To process audio in real-time, you will stream your audio to Deepgram as it happens. Deepgram will return temporary transcripts that finalize and self-correct as additional words are spoken.
Deepgram gives you streamlined access to automatic transcription from Deepgram's off-the-shelf and trained speech recognition models. This product is very fast, can understand nearly every audio format available, and is customizable.
When streaming audio in real-time, you will live-stream your audio to Deepgram and receive both live transcriptions and transcript corrections in return.
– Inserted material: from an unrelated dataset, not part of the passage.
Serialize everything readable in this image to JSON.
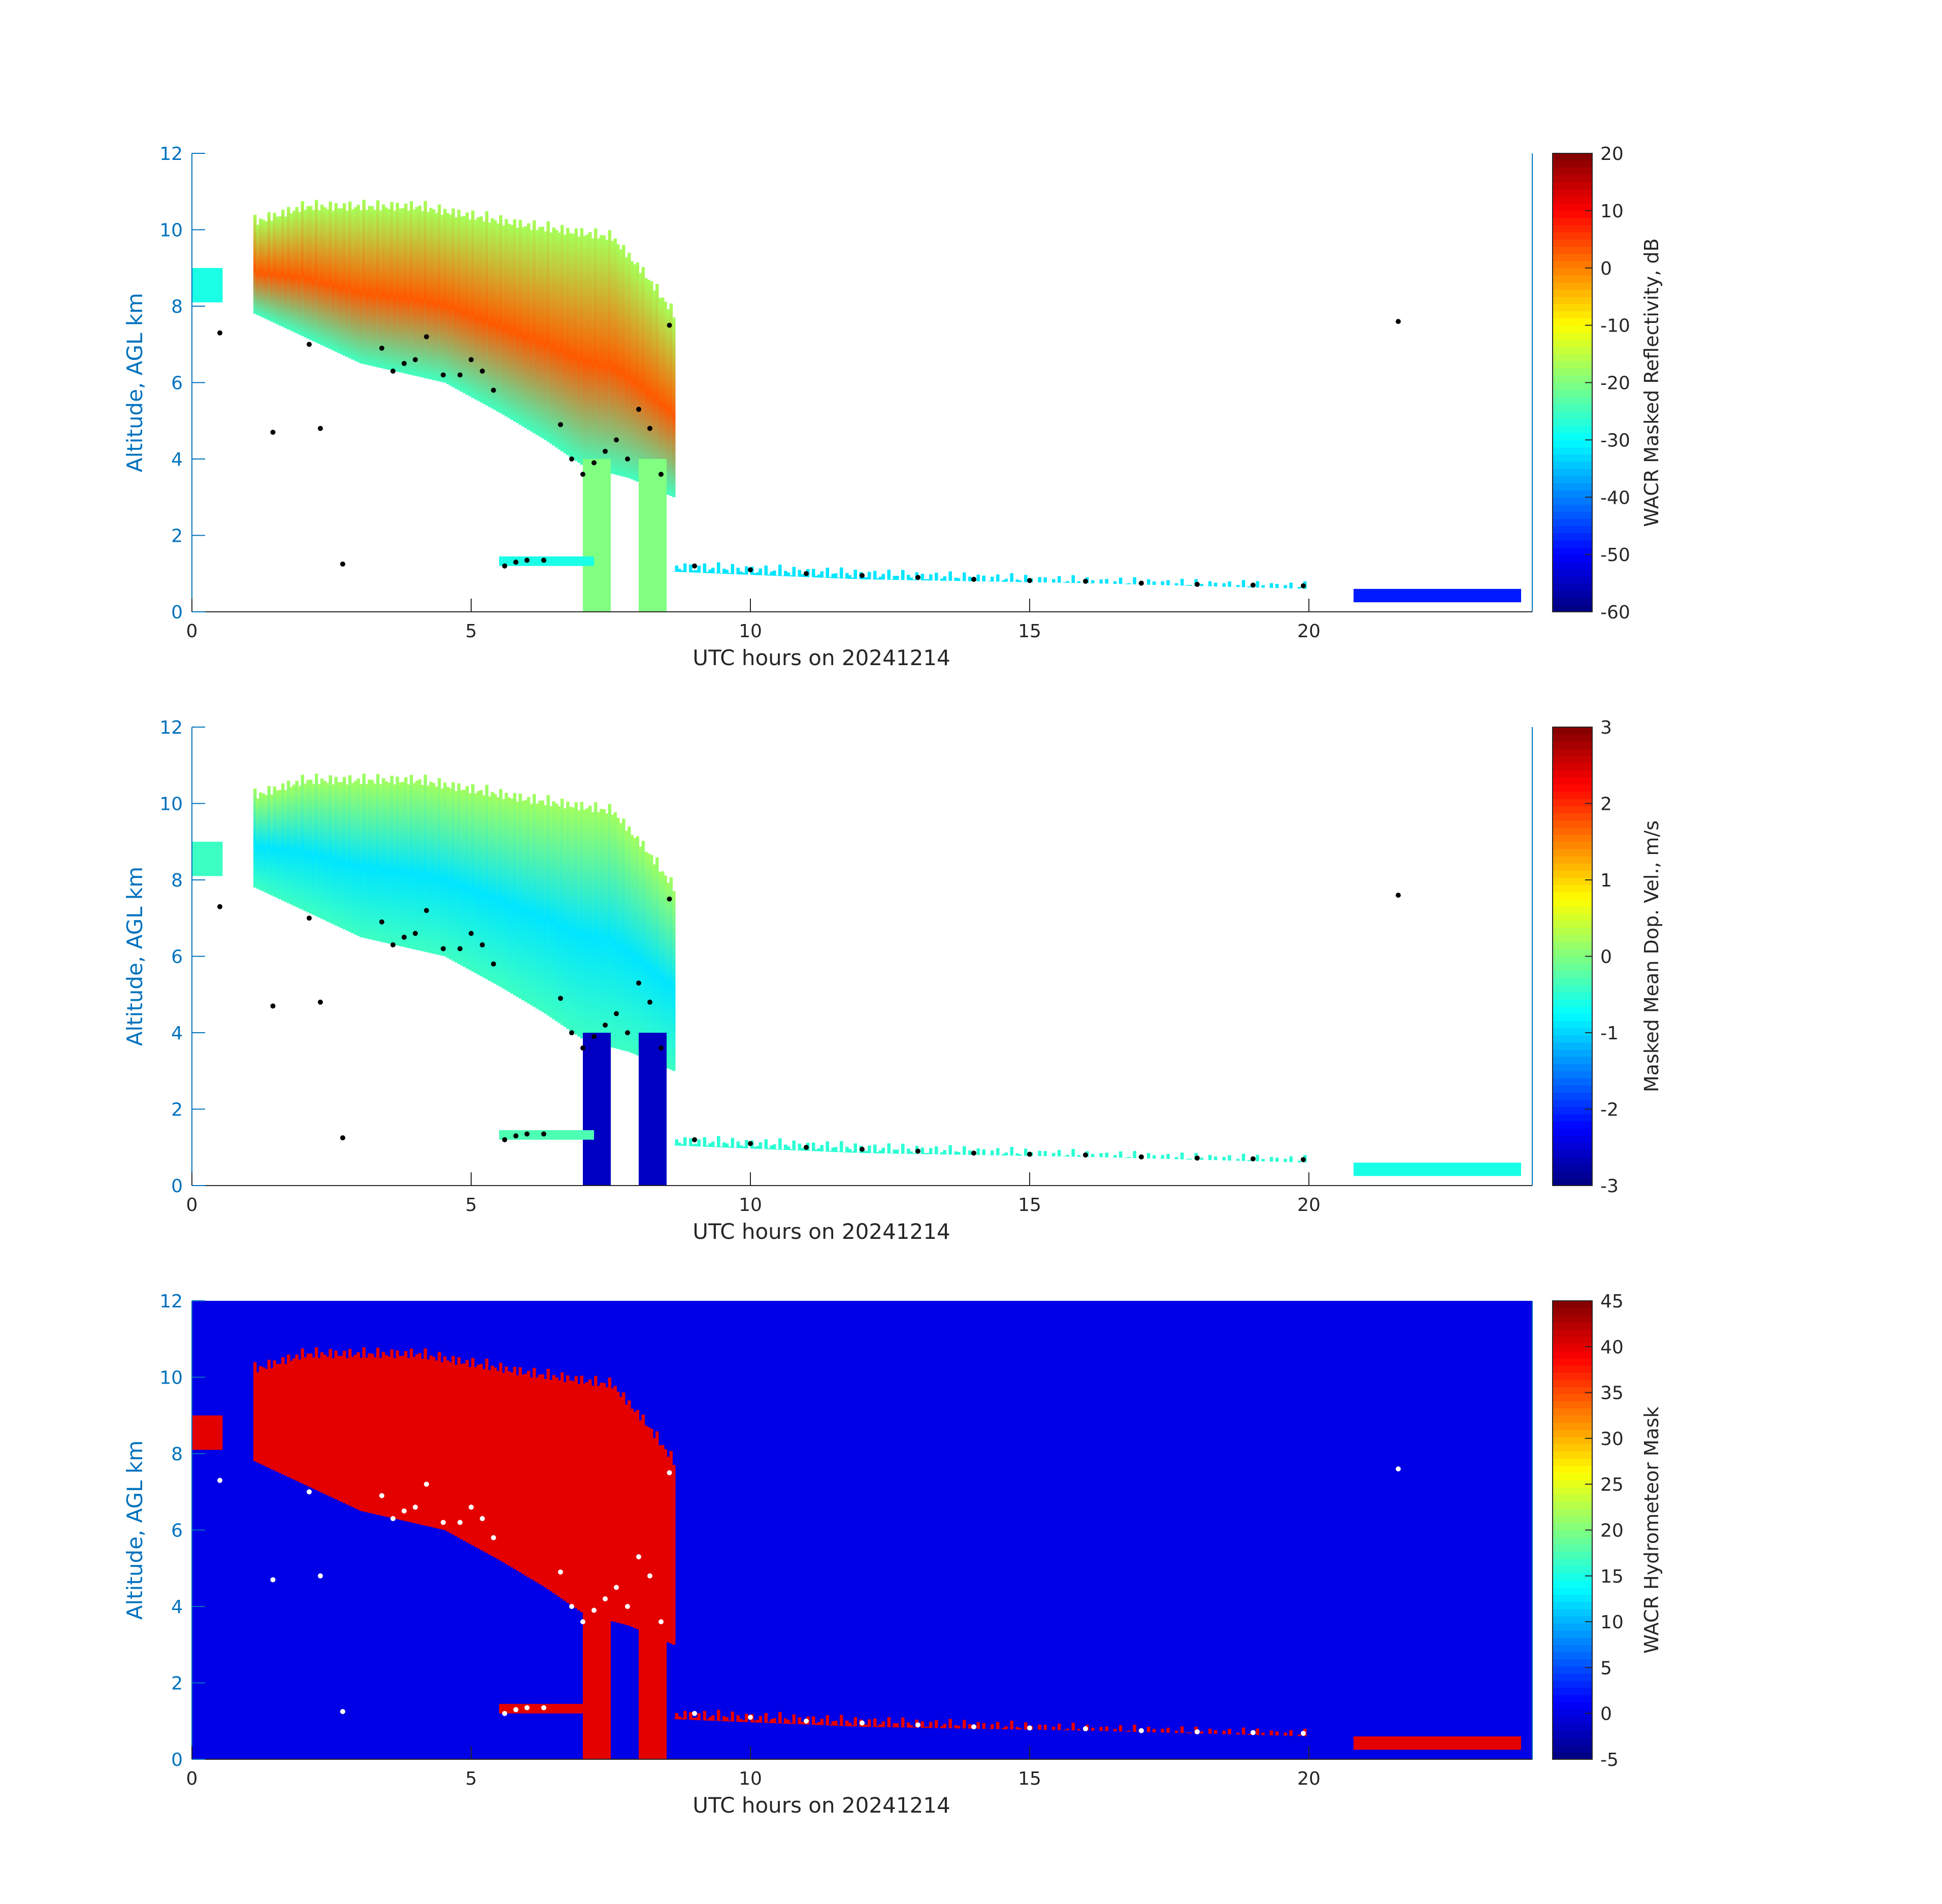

During the process, you will receive multiple response messages as new transcripts become available and old transcripts are corrected.
Deepgram's real-time streaming is ideal for use cases involving live audio streams that need to be analyzed and transcribed as words are being spoken.
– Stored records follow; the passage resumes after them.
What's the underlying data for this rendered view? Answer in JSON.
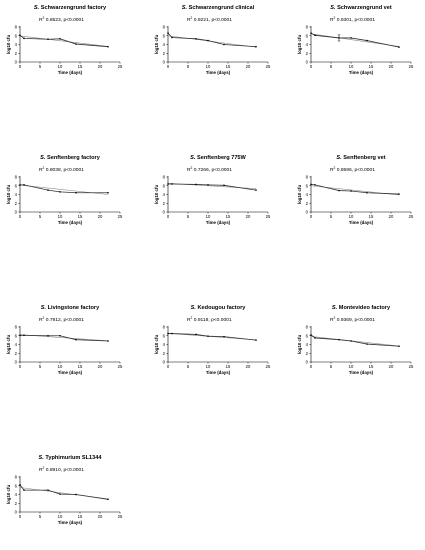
{
  "figure": {
    "panels": [
      {
        "title_prefix": "S.",
        "title": "Schwarzengrund factory",
        "stat": {
          "r2_base": "R",
          "r2_sup": "2",
          "r2_value": "0.8523",
          "p": "p<0.0001"
        }
      },
      {
        "title_prefix": "S.",
        "title": "Schwarzengrund clinical",
        "stat": {
          "r2_base": "R",
          "r2_sup": "2",
          "r2_value": "0.9221",
          "p": "p<0.0001"
        }
      },
      {
        "title_prefix": "S.",
        "title": "Schwarzengrund vet",
        "stat": {
          "r2_base": "R",
          "r2_sup": "2",
          "r2_value": "0.9301",
          "p": "p<0.0001"
        }
      },
      {
        "title_prefix": "S.",
        "title": "Senftenberg factory",
        "stat": {
          "r2_base": "R",
          "r2_sup": "2",
          "r2_value": "0.8038",
          "p": "p<0.0001"
        }
      },
      {
        "title_prefix": "S.",
        "title": "Senftenberg 775W",
        "stat": {
          "r2_base": "R",
          "r2_sup": "2",
          "r2_value": "0.7266",
          "p": "p<0.0001"
        }
      },
      {
        "title_prefix": "S.",
        "title": "Senftenberg vet",
        "stat": {
          "r2_base": "R",
          "r2_sup": "2",
          "r2_value": "0.8596",
          "p": "p<0.0001"
        }
      },
      {
        "title_prefix": "S.",
        "title": "Livingstone factory",
        "stat": {
          "r2_base": "R",
          "r2_sup": "2",
          "r2_value": "0.7912",
          "p": "p<0.0001"
        }
      },
      {
        "title_prefix": "S.",
        "title": "Kedougou factory",
        "stat": {
          "r2_base": "R",
          "r2_sup": "2",
          "r2_value": "0.9118",
          "p": "p<0.0001"
        }
      },
      {
        "title_prefix": "S.",
        "title": "Montevideo factory",
        "stat": {
          "r2_base": "R",
          "r2_sup": "2",
          "r2_value": "0.9369",
          "p": "p<0.0001"
        }
      },
      {
        "title_prefix": "S.",
        "title": "Typhimurium SL1344",
        "stat": {
          "r2_base": "R",
          "r2_sup": "2",
          "r2_value": "0.8910",
          "p": "p<0.0001"
        }
      }
    ]
  },
  "chart_data": [
    {
      "type": "line",
      "title": "S. Schwarzengrund factory",
      "xlabel": "Time (days)",
      "ylabel": "log10 cfu",
      "xlim": [
        0,
        25
      ],
      "ylim": [
        0,
        8
      ],
      "xticks": [
        "0",
        "5",
        "10",
        "15",
        "20",
        "25"
      ],
      "yticks": [
        "0",
        "2",
        "4",
        "6",
        "8"
      ],
      "series": [
        {
          "kind": "observed",
          "x": [
            0,
            1,
            7,
            10,
            14,
            22
          ],
          "y": [
            6.1,
            5.4,
            5.2,
            5.3,
            4.1,
            3.5
          ]
        },
        {
          "kind": "regression",
          "x": [
            0,
            22
          ],
          "y": [
            5.95,
            3.55
          ]
        }
      ],
      "r2": 0.8523,
      "p": "p<0.0001"
    },
    {
      "type": "line",
      "title": "S. Schwarzengrund clinical",
      "xlabel": "Time (days)",
      "ylabel": "log10 cfu",
      "xlim": [
        0,
        25
      ],
      "ylim": [
        0,
        8
      ],
      "xticks": [
        "0",
        "5",
        "10",
        "15",
        "20",
        "25"
      ],
      "yticks": [
        "0",
        "2",
        "4",
        "6",
        "8"
      ],
      "series": [
        {
          "kind": "observed",
          "x": [
            0,
            1,
            7,
            10,
            14,
            22
          ],
          "y": [
            6.6,
            5.6,
            5.3,
            4.9,
            4.0,
            3.5
          ]
        },
        {
          "kind": "regression",
          "x": [
            0,
            22
          ],
          "y": [
            6.0,
            3.4
          ]
        }
      ],
      "r2": 0.9221,
      "p": "p<0.0001"
    },
    {
      "type": "line",
      "title": "S. Schwarzengrund vet",
      "xlabel": "Time (days)",
      "ylabel": "log10 cfu",
      "xlim": [
        0,
        25
      ],
      "ylim": [
        0,
        8
      ],
      "xticks": [
        "0",
        "5",
        "10",
        "15",
        "20",
        "25"
      ],
      "yticks": [
        "0",
        "2",
        "4",
        "6",
        "8"
      ],
      "series": [
        {
          "kind": "observed",
          "x": [
            0,
            1,
            7,
            10,
            14,
            22
          ],
          "y": [
            6.6,
            6.1,
            5.5,
            5.5,
            4.9,
            3.4
          ],
          "error": [
            0,
            0,
            0.7,
            0,
            0,
            0
          ]
        },
        {
          "kind": "regression",
          "x": [
            0,
            22
          ],
          "y": [
            6.45,
            3.55
          ]
        }
      ],
      "r2": 0.9301,
      "p": "p<0.0001"
    },
    {
      "type": "line",
      "title": "S. Senftenberg factory",
      "xlabel": "Time (days)",
      "ylabel": "log10 cfu",
      "xlim": [
        0,
        25
      ],
      "ylim": [
        0,
        8
      ],
      "xticks": [
        "0",
        "5",
        "10",
        "15",
        "20",
        "25"
      ],
      "yticks": [
        "0",
        "2",
        "4",
        "6",
        "8"
      ],
      "series": [
        {
          "kind": "observed",
          "x": [
            0,
            1,
            7,
            10,
            14,
            22
          ],
          "y": [
            6.2,
            6.2,
            5.0,
            4.6,
            4.4,
            4.4
          ]
        },
        {
          "kind": "regression",
          "x": [
            0,
            22
          ],
          "y": [
            6.15,
            4.0
          ]
        }
      ],
      "r2": 0.8038,
      "p": "p<0.0001"
    },
    {
      "type": "line",
      "title": "S. Senftenberg 775W",
      "xlabel": "Time (days)",
      "ylabel": "log10 cfu",
      "xlim": [
        0,
        25
      ],
      "ylim": [
        0,
        8
      ],
      "xticks": [
        "0",
        "5",
        "10",
        "15",
        "20",
        "25"
      ],
      "yticks": [
        "0",
        "2",
        "4",
        "6",
        "8"
      ],
      "series": [
        {
          "kind": "observed",
          "x": [
            0,
            1,
            7,
            10,
            14,
            22
          ],
          "y": [
            6.4,
            6.4,
            6.3,
            6.2,
            6.1,
            5.0
          ]
        },
        {
          "kind": "regression",
          "x": [
            0,
            22
          ],
          "y": [
            6.55,
            5.35
          ]
        }
      ],
      "r2": 0.7266,
      "p": "p<0.0001"
    },
    {
      "type": "line",
      "title": "S. Senftenberg vet",
      "xlabel": "Time (days)",
      "ylabel": "log10 cfu",
      "xlim": [
        0,
        25
      ],
      "ylim": [
        0,
        8
      ],
      "xticks": [
        "0",
        "5",
        "10",
        "15",
        "20",
        "25"
      ],
      "yticks": [
        "0",
        "2",
        "4",
        "6",
        "8"
      ],
      "series": [
        {
          "kind": "observed",
          "x": [
            0,
            1,
            7,
            10,
            14,
            22
          ],
          "y": [
            6.3,
            6.2,
            4.9,
            4.8,
            4.4,
            4.1
          ]
        },
        {
          "kind": "regression",
          "x": [
            0,
            22
          ],
          "y": [
            6.0,
            3.9
          ]
        }
      ],
      "r2": 0.8596,
      "p": "p<0.0001"
    },
    {
      "type": "line",
      "title": "S. Livingstone factory",
      "xlabel": "Time (days)",
      "ylabel": "log10 cfu",
      "xlim": [
        0,
        25
      ],
      "ylim": [
        0,
        8
      ],
      "xticks": [
        "0",
        "5",
        "10",
        "15",
        "20",
        "25"
      ],
      "yticks": [
        "0",
        "2",
        "4",
        "6",
        "8"
      ],
      "series": [
        {
          "kind": "observed",
          "x": [
            0,
            1,
            7,
            10,
            14,
            22
          ],
          "y": [
            6.1,
            6.1,
            6.0,
            6.0,
            5.1,
            4.8
          ]
        },
        {
          "kind": "regression",
          "x": [
            0,
            22
          ],
          "y": [
            6.25,
            4.85
          ]
        }
      ],
      "r2": 0.7912,
      "p": "p<0.0001"
    },
    {
      "type": "line",
      "title": "S. Kedougou factory",
      "xlabel": "Time (days)",
      "ylabel": "log10 cfu",
      "xlim": [
        0,
        25
      ],
      "ylim": [
        0,
        8
      ],
      "xticks": [
        "0",
        "5",
        "10",
        "15",
        "20",
        "25"
      ],
      "yticks": [
        "0",
        "2",
        "4",
        "6",
        "8"
      ],
      "series": [
        {
          "kind": "observed",
          "x": [
            0,
            1,
            7,
            10,
            14,
            22
          ],
          "y": [
            6.5,
            6.5,
            6.3,
            5.9,
            5.8,
            5.0
          ]
        },
        {
          "kind": "regression",
          "x": [
            0,
            22
          ],
          "y": [
            6.55,
            5.05
          ]
        }
      ],
      "r2": 0.9118,
      "p": "p<0.0001"
    },
    {
      "type": "line",
      "title": "S. Montevideo factory",
      "xlabel": "Time (days)",
      "ylabel": "log10 cfu",
      "xlim": [
        0,
        25
      ],
      "ylim": [
        0,
        8
      ],
      "xticks": [
        "0",
        "5",
        "10",
        "15",
        "20",
        "25"
      ],
      "yticks": [
        "0",
        "2",
        "4",
        "6",
        "8"
      ],
      "series": [
        {
          "kind": "observed",
          "x": [
            0,
            1,
            7,
            10,
            14,
            22
          ],
          "y": [
            6.2,
            5.5,
            5.1,
            4.8,
            4.1,
            3.6
          ]
        },
        {
          "kind": "regression",
          "x": [
            0,
            22
          ],
          "y": [
            5.85,
            3.65
          ]
        }
      ],
      "r2": 0.9369,
      "p": "p<0.0001"
    },
    {
      "type": "line",
      "title": "S. Typhimurium SL1344",
      "xlabel": "Time (days)",
      "ylabel": "log10 cfu",
      "xlim": [
        0,
        25
      ],
      "ylim": [
        0,
        8
      ],
      "xticks": [
        "0",
        "5",
        "10",
        "15",
        "20",
        "25"
      ],
      "yticks": [
        "0",
        "2",
        "4",
        "6",
        "8"
      ],
      "series": [
        {
          "kind": "observed",
          "x": [
            0,
            1,
            7,
            10,
            14,
            22
          ],
          "y": [
            6.2,
            5.0,
            5.0,
            4.1,
            4.0,
            2.9
          ]
        },
        {
          "kind": "regression",
          "x": [
            0,
            22
          ],
          "y": [
            5.6,
            3.0
          ]
        }
      ],
      "r2": 0.891,
      "p": "p<0.0001"
    }
  ]
}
You need to dictate a message to your phone. You want to be able to see the words appear as soon as they are spoken, so that you can check the message and make sure that it is correct. As you speak, words begin to appear on your screen. As you continue talking, more words appear (as new transcripts become available). Eventually, phrases that start out wrong correct themselves (as old transcripts are corrected) until you have a final message.
You manage a call center. You want all calls taken by your call center agents to be transcribed in real-time, so you can provide each agent with timely information to provide more effective customer service.
Real-time streaming uses WebSockets, a communications protocol that enables full-duplex communication, which means that you can stream new audio to Deepgram at the same time the latest transcription results are streaming back to you. Using WebSockets is further eased by the wide variety of third-party client libraries that have been written to support a range of languages and production environments.